Otomatik Portakal Filmi modern denilen dünyada ortaya çıkan suç, ceza ve topluma yeniden kazandırma metodları üzerinde durmuştur. Tüm bu kavramlar filmin baş kahramanı Alex üzerinden seyirciye yansıtılmıştır. Alex ve çete arkadaşları suçun vücut bulmuş halidir. Toplumda var olan düzene uyum sağlamak yerine bu düzeni yok etmek istemektedirler. Bu çete, sürekli madde kullanan, insanları öldürmeye çalışan ve kadınlara tecavüz etmekten zevk alan 4 kişiden oluşuyor. Alex ve arkadaşları bir gün yolda yatan bir yaşlıyı öldüresiye döverken, ertesi gün bir evi basıp yazarı sakat bırakabiliyor ve karısına tecavüz edebiliyor. Hayatlarını saldırganlık ve cinsellik içgüdülerine göre yaşayan Alex ve çetesi Freudyen bir bakışla yorumlanırsa egonun idin istekleri altında ezilip kaldığı sonucuna ulaşılır id gerçekçi olmayan isteklerini istediği gibi ve hemen yaşamaktadır; ama ego idin bu istekleriyle başa çıkamamaktadır. Diğer yandan Alex’in ilgisiz bir anne ve babası vardır ve bu Alex’in ihmal edilen bir çocuk olduğunu göstermektedir. Arkadaşlarının ihanetiyle hapse giren Alex aslında insanları umurdamadan zarar veren bir suçluyken hapishanedeki görevliler tarafından insandışı hareketleri maruz kalmıştır. Görevlilerin Alex’e uyguladıkları şiddet onu bir suçluyken kurbana dönüştürrmüştür. Burada büyük bir ironi ve hiciv vardır. Film boyuca bu tarz ironilerle çokca karşılaşılmaktadır.
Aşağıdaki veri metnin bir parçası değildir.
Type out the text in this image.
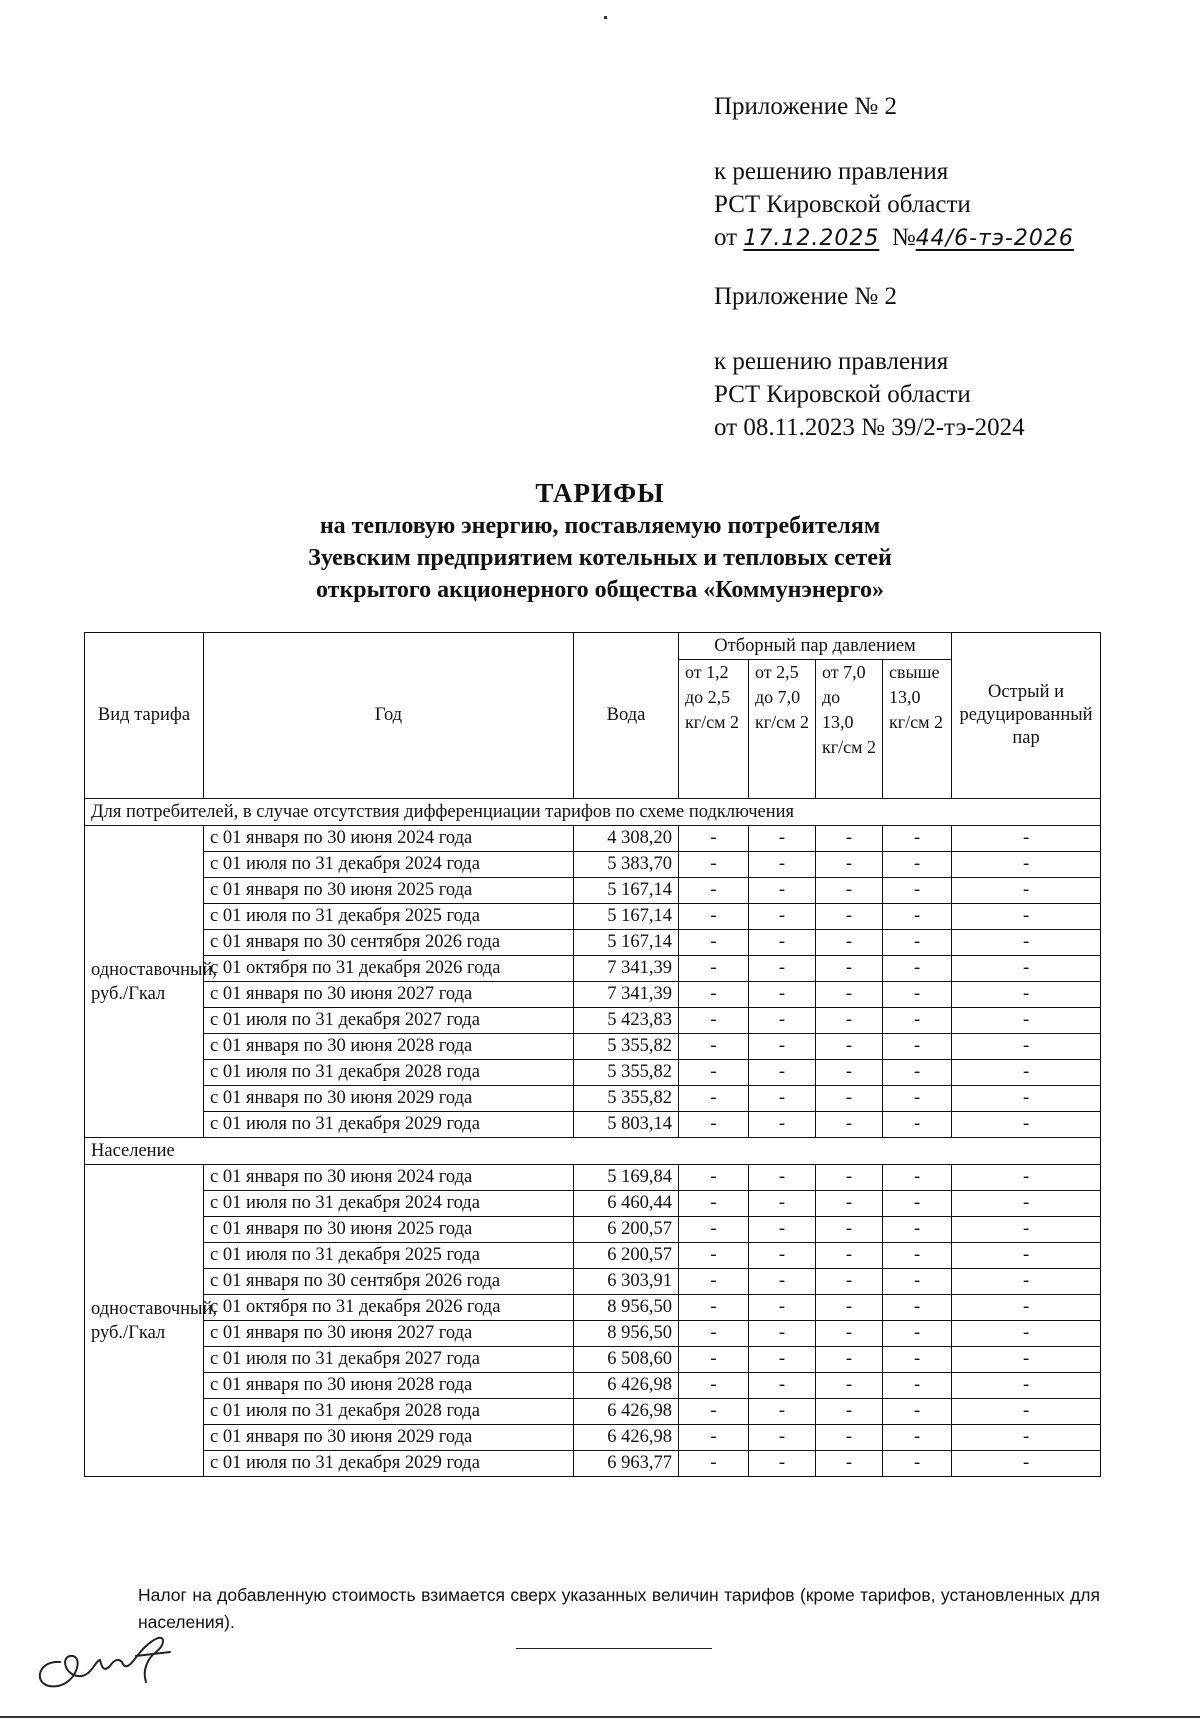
Приложение № 2
к решению правления
РСТ Кировской области
от 17.12.2025 №44/6-тэ-2026
Приложение № 2
к решению правления
РСТ Кировской области
от 08.11.2023 № 39/2-тэ-2024
ТАРИФЫ
на тепловую энергию, поставляемую потребителям
Зуевским предприятием котельных и тепловых сетей
открытого акционерного общества «Коммунэнерго»
Вид тарифа	Год	Вода	Отборный пар давлением				Острый и редуцированный пар
			от 1,2 до 2,5 кг/см 2	от 2,5 до 7,0 кг/см 2	от 7,0 до 13,0 кг/см 2	свыше 13,0 кг/см 2	
Для потребителей, в случае отсутствия дифференциации тарифов по схеме подключения							
одноставочный, руб./Гкал	с 01 января по 30 июня 2024 года	4 308,20	-	-	-	-	-
	с 01 июля по 31 декабря 2024 года	5 383,70	-	-	-	-	-
	с 01 января по 30 июня 2025 года	5 167,14	-	-	-	-	-
	с 01 июля по 31 декабря 2025 года	5 167,14	-	-	-	-	-
	с 01 января по 30 сентября 2026 года	5 167,14	-	-	-	-	-
	с 01 октября по 31 декабря 2026 года	7 341,39	-	-	-	-	-
	с 01 января по 30 июня 2027 года	7 341,39	-	-	-	-	-
	с 01 июля по 31 декабря 2027 года	5 423,83	-	-	-	-	-
	с 01 января по 30 июня 2028 года	5 355,82	-	-	-	-	-
	с 01 июля по 31 декабря 2028 года	5 355,82	-	-	-	-	-
	с 01 января по 30 июня 2029 года	5 355,82	-	-	-	-	-
	с 01 июля по 31 декабря 2029 года	5 803,14	-	-	-	-	-
Население							
одноставочный, руб./Гкал	с 01 января по 30 июня 2024 года	5 169,84	-	-	-	-	-
	с 01 июля по 31 декабря 2024 года	6 460,44	-	-	-	-	-
	с 01 января по 30 июня 2025 года	6 200,57	-	-	-	-	-
	с 01 июля по 31 декабря 2025 года	6 200,57	-	-	-	-	-
	с 01 января по 30 сентября 2026 года	6 303,91	-	-	-	-	-
	с 01 октября по 31 декабря 2026 года	8 956,50	-	-	-	-	-
	с 01 января по 30 июня 2027 года	8 956,50	-	-	-	-	-
	с 01 июля по 31 декабря 2027 года	6 508,60	-	-	-	-	-
	с 01 января по 30 июня 2028 года	6 426,98	-	-	-	-	-
	с 01 июля по 31 декабря 2028 года	6 426,98	-	-	-	-	-
	с 01 января по 30 июня 2029 года	6 426,98	-	-	-	-	-
	с 01 июля по 31 декабря 2029 года	6 963,77	-	-	-	-	-
Налог на добавленную стоимость взимается сверх указанных величин тарифов (кроме тарифов, установленных для населения).
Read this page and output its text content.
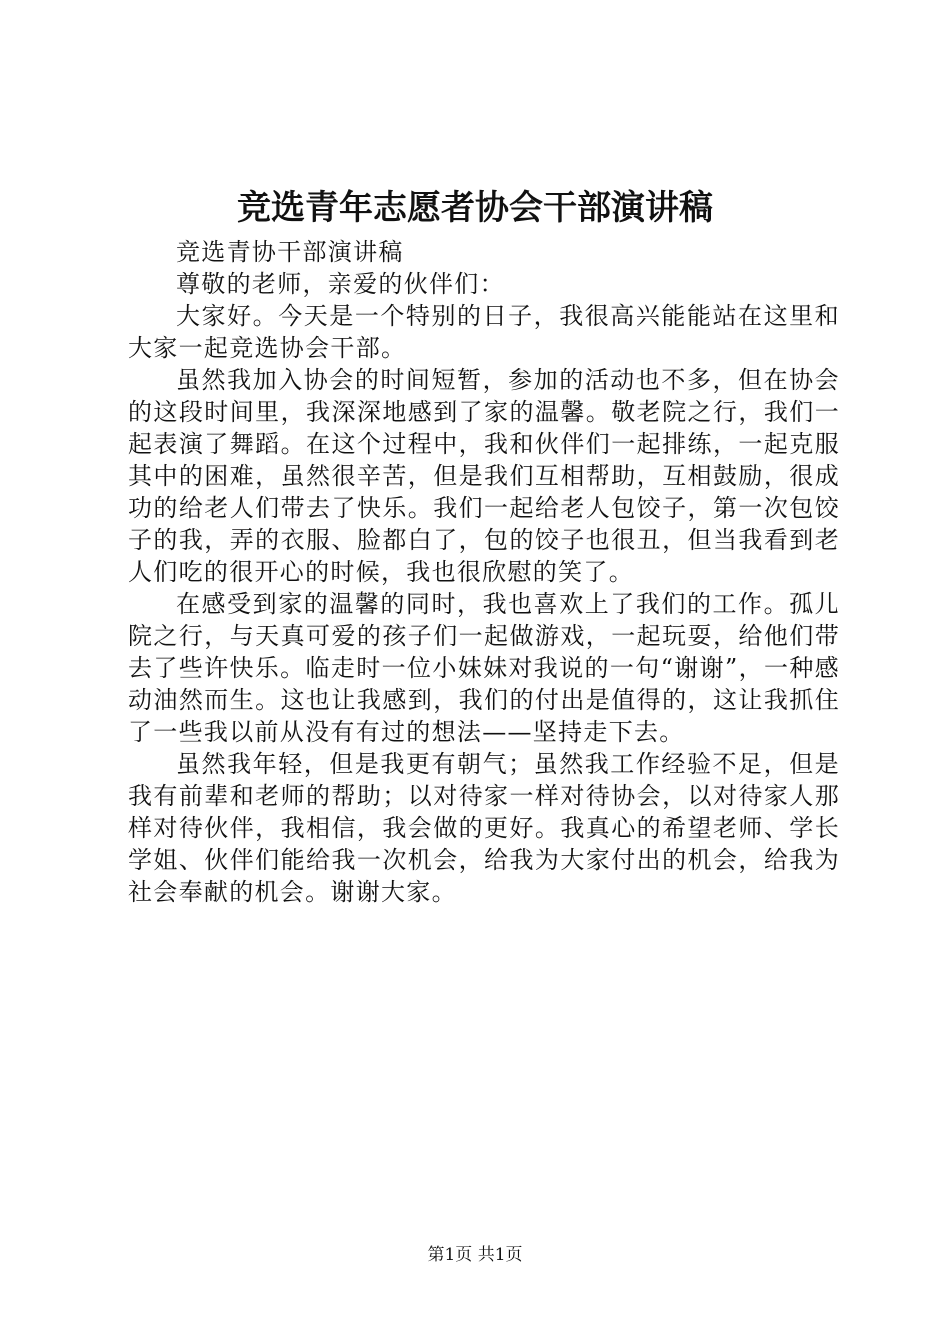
竞选青年志愿者协会干部演讲稿

竞选青协干部演讲稿

尊敬的老师，亲爱的伙伴们：

大家好。今天是一个特别的日子，我很高兴能能站在这里和大家一起竞选协会干部。

虽然我加入协会的时间短暂，参加的活动也不多，但在协会的这段时间里，我深深地感到了家的温馨。敬老院之行，我们一起表演了舞蹈。在这个过程中，我和伙伴们一起排练，一起克服其中的困难，虽然很辛苦，但是我们互相帮助，互相鼓励，很成功的给老人们带去了快乐。我们一起给老人包饺子，第一次包饺子的我，弄的衣服、脸都白了，包的饺子也很丑，但当我看到老人们吃的很开心的时候，我也很欣慰的笑了。

在感受到家的温馨的同时，我也喜欢上了我们的工作。孤儿院之行，与天真可爱的孩子们一起做游戏，一起玩耍，给他们带去了些许快乐。临走时一位小妹妹对我说的一句“谢谢”，一种感动油然而生。这也让我感到，我们的付出是值得的，这让我抓住了一些我以前从没有有过的想法——坚持走下去。

虽然我年轻，但是我更有朝气；虽然我工作经验不足，但是我有前辈和老师的帮助；以对待家一样对待协会，以对待家人那样对待伙伴，我相信，我会做的更好。我真心的希望老师、学长学姐、伙伴们能给我一次机会，给我为大家付出的机会，给我为社会奉献的机会。谢谢大家。

第1页 共1页
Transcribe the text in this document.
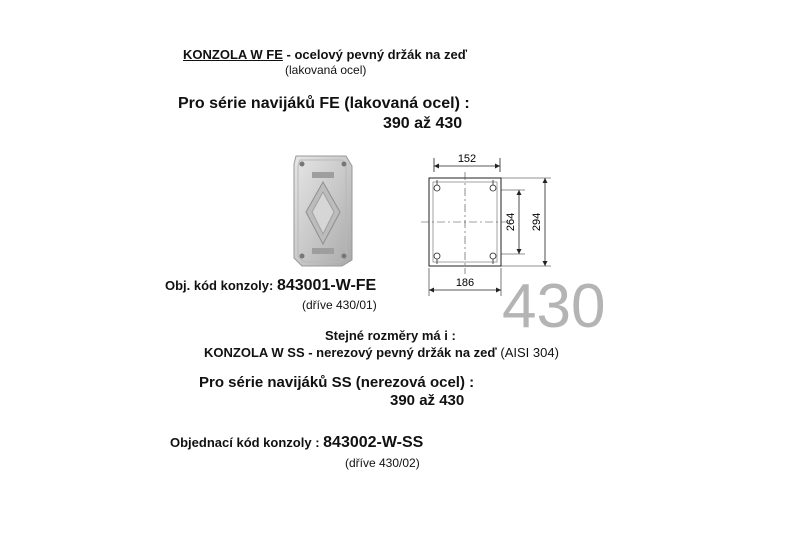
KONZOLA W FE - ocelový pevný držák na zeď
(lakovaná ocel)
Pro série navijáků FE (lakovaná ocel) :
390 až 430
152
264 294
186
Obj. kód konzoly: 843001-W-FE
(dříve 430/01) 430
Stejné rozměry má i :
KONZOLA W SS - nerezový pevný držák na zeď (AISI 304)
Pro série navijáků SS (nerezová ocel) :
390 až 430
Objednací kód konzoly : 843002-W-SS
(dříve 430/02)
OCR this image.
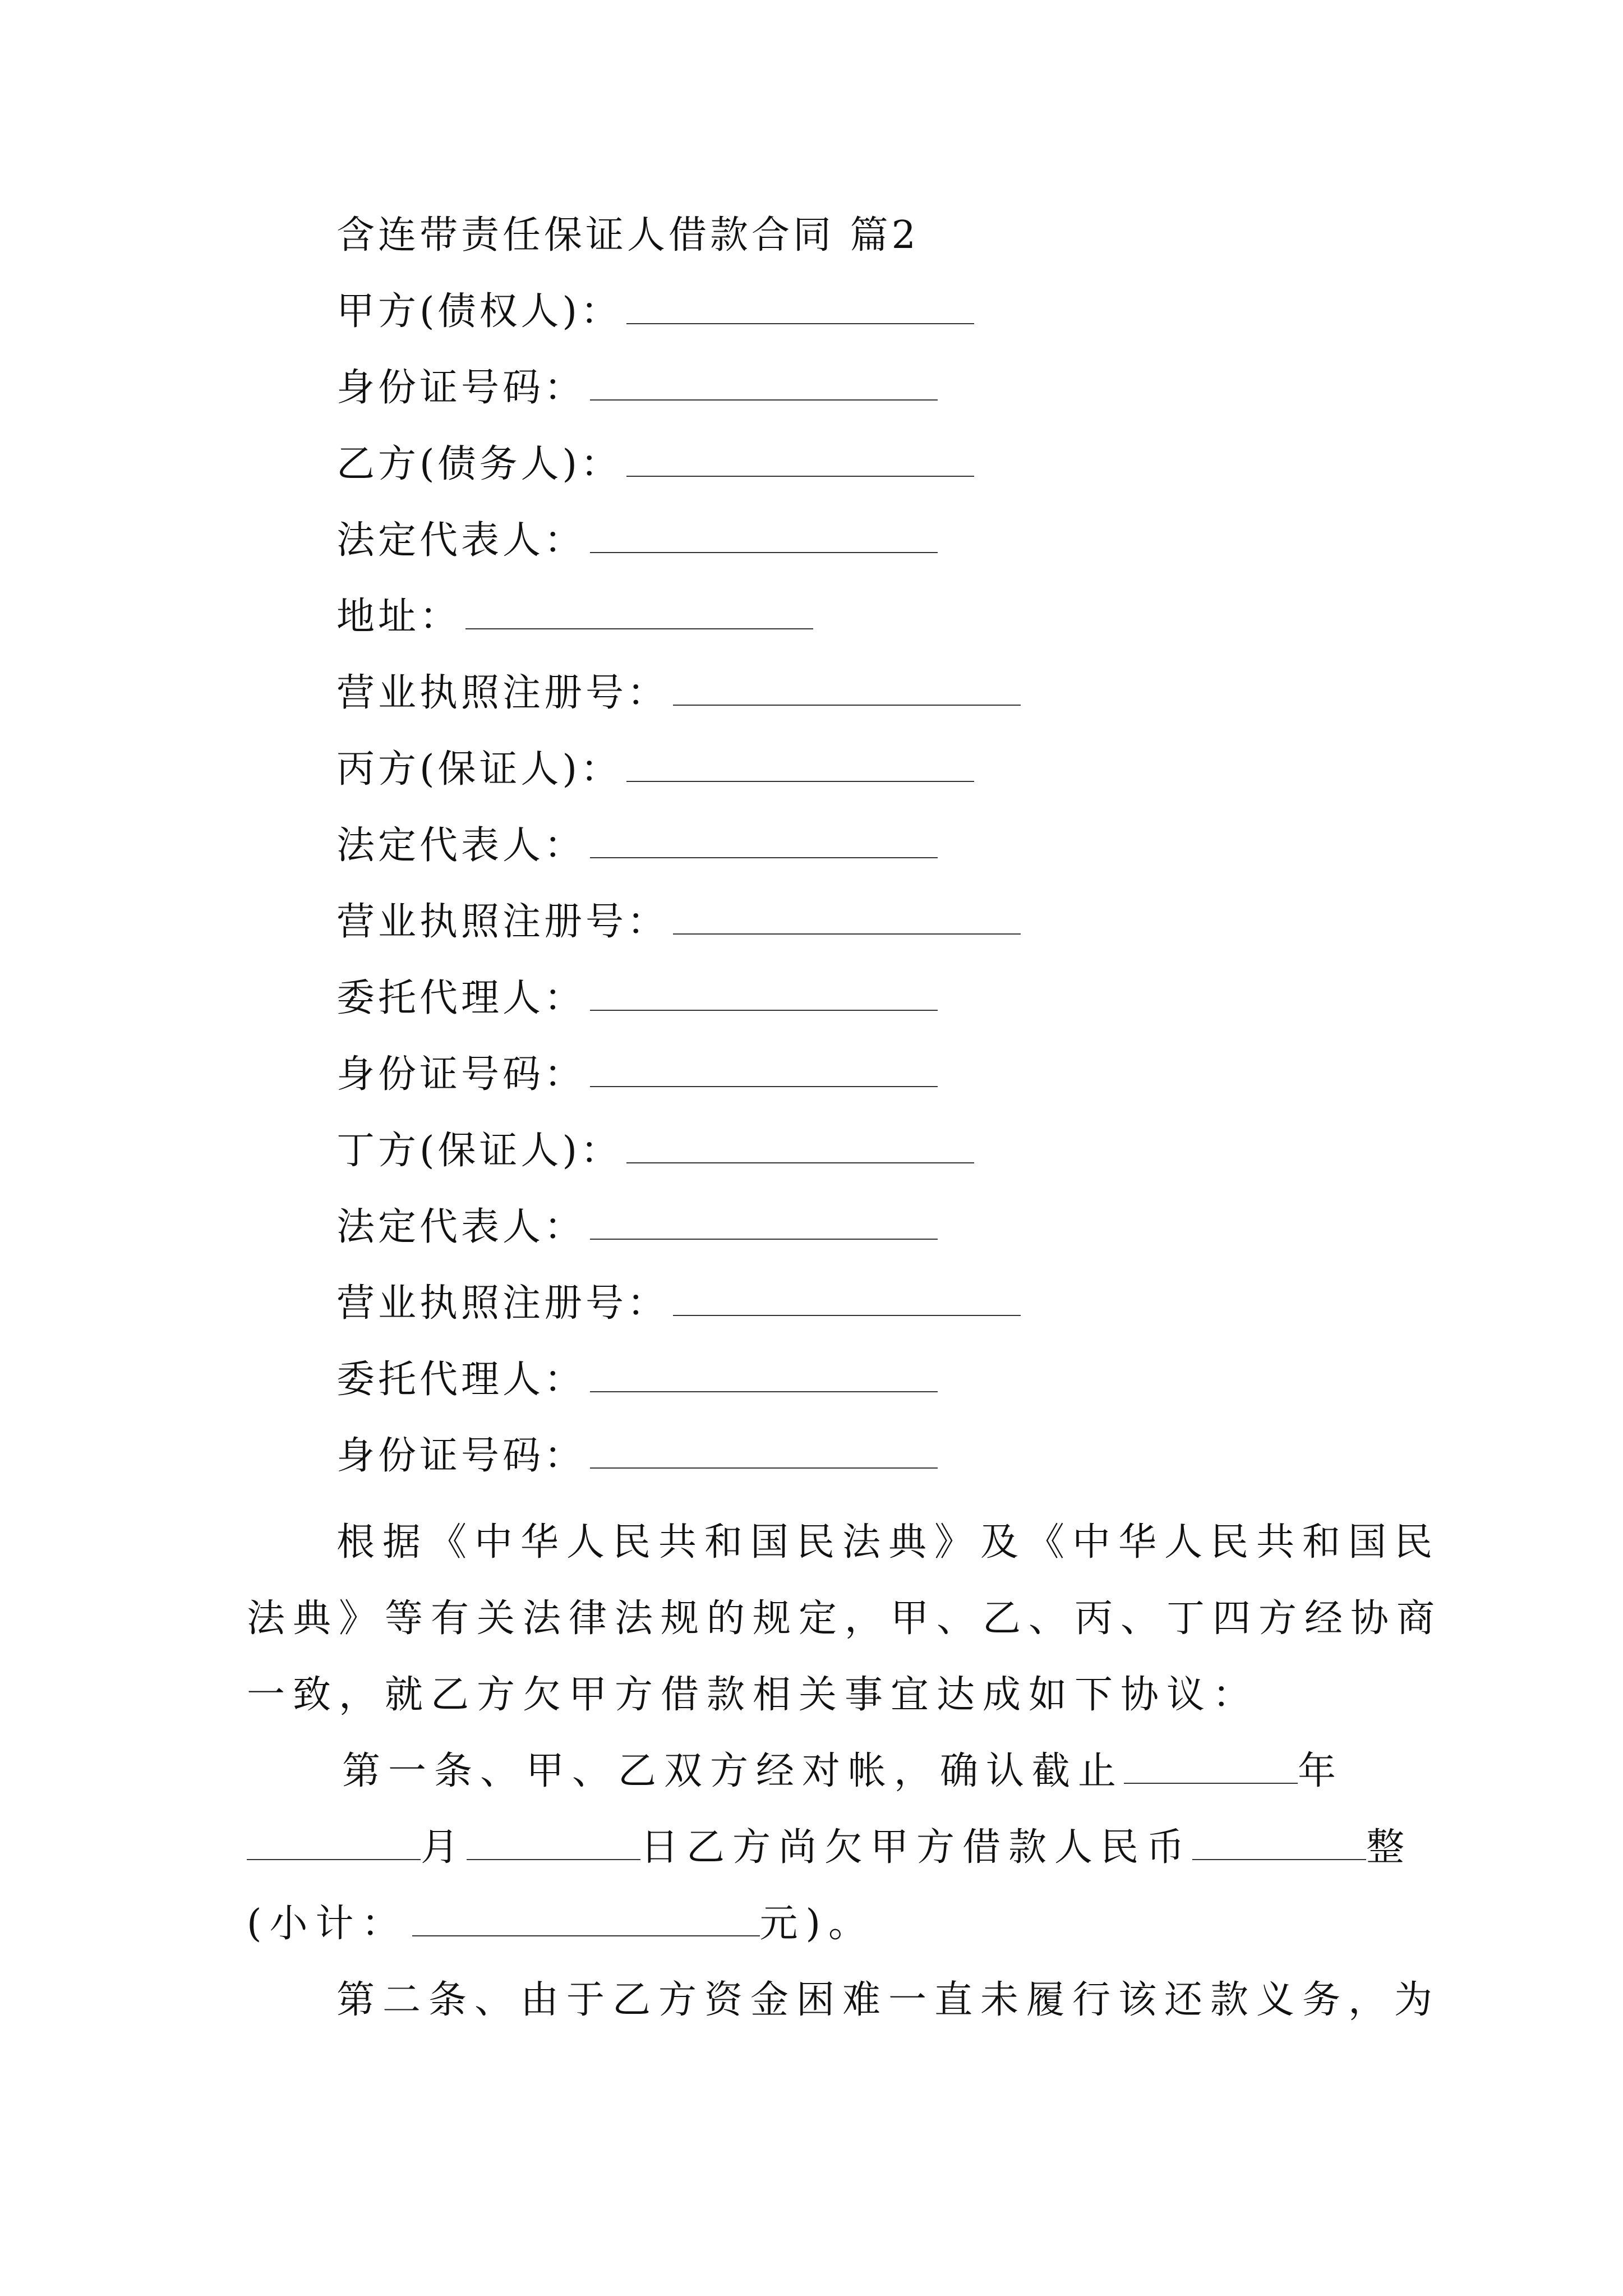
含连带责任保证人借款合同 篇2
甲方(债权人)：
身份证号码：
乙方(债务人)：
法定代表人：
地址：
营业执照注册号：
丙方(保证人)：
法定代表人：
营业执照注册号：
委托代理人：
身份证号码：
丁方(保证人)：
法定代表人：
营业执照注册号：
委托代理人：
身份证号码：
根据《中华人民共和国民法典》及《中华人民共和国民
法典》等有关法律法规的规定，甲、乙、丙、丁四方经协商
一致，就乙方欠甲方借款相关事宜达成如下协议：
第一条、甲、乙双方经对帐，确认截止	年
月	日乙方尚欠甲方借款人民币	整
(小计：	元)。
第二条、由于乙方资金困难一直未履行该还款义务，为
Alex hapishanede sürekli dini kitap okumaktadır. Kitapta anlatılan kurban ve suçlu hikayelerinde bile kendini kurban gibi değil de kurbana acı veren suçlu gibi görmektedir. Burada Alex’in sadist bir kişi olduğu ve hala idini dinlediği görülmektedir.
Bakanlığın siyasi bir projesi olan Lu devica tedavisini duyan Alex bu proje için gönüllü olmaktadır. Alex’i cezbeden ise bu tedavi sonucunda özgür bırakılacak olmasıdır. Bu tedavi yöntemi klasik koşullanma yoluyla uygulanmaktadır. Başta koşulsuz bir uyarıcı olan filmler, filmlerden önce verilen mide bulandırıcı ilaçlarla koşullu uyarıcıya dönüyor. Filmde izletilen aşırı saldırganca davranışlar ve cinsellik göz kapaklarını bile kontrol edemeyen Alex için mide bulantısı oluşturan şeyler oluyor. Bir insanı bu şekilde otomatikleştiren sistem sonunda Alex’in intiharına yol açıyor. Bakanlık bunun üzerine çokça eleştiriliyor ve intihar sonucu ölmeyen Alex’le bir anlaşma yapıyor yani sadece siyasi bir amaç uğruna intihara sürüklenen kişi bu defa yine aynı amaç uğruna topluma salınıyor. Filmin sonunda idini baskılayamayacak olsa bile toplum içinde ikiyüzlü bir şekilde yaşamayı sürdürecektir.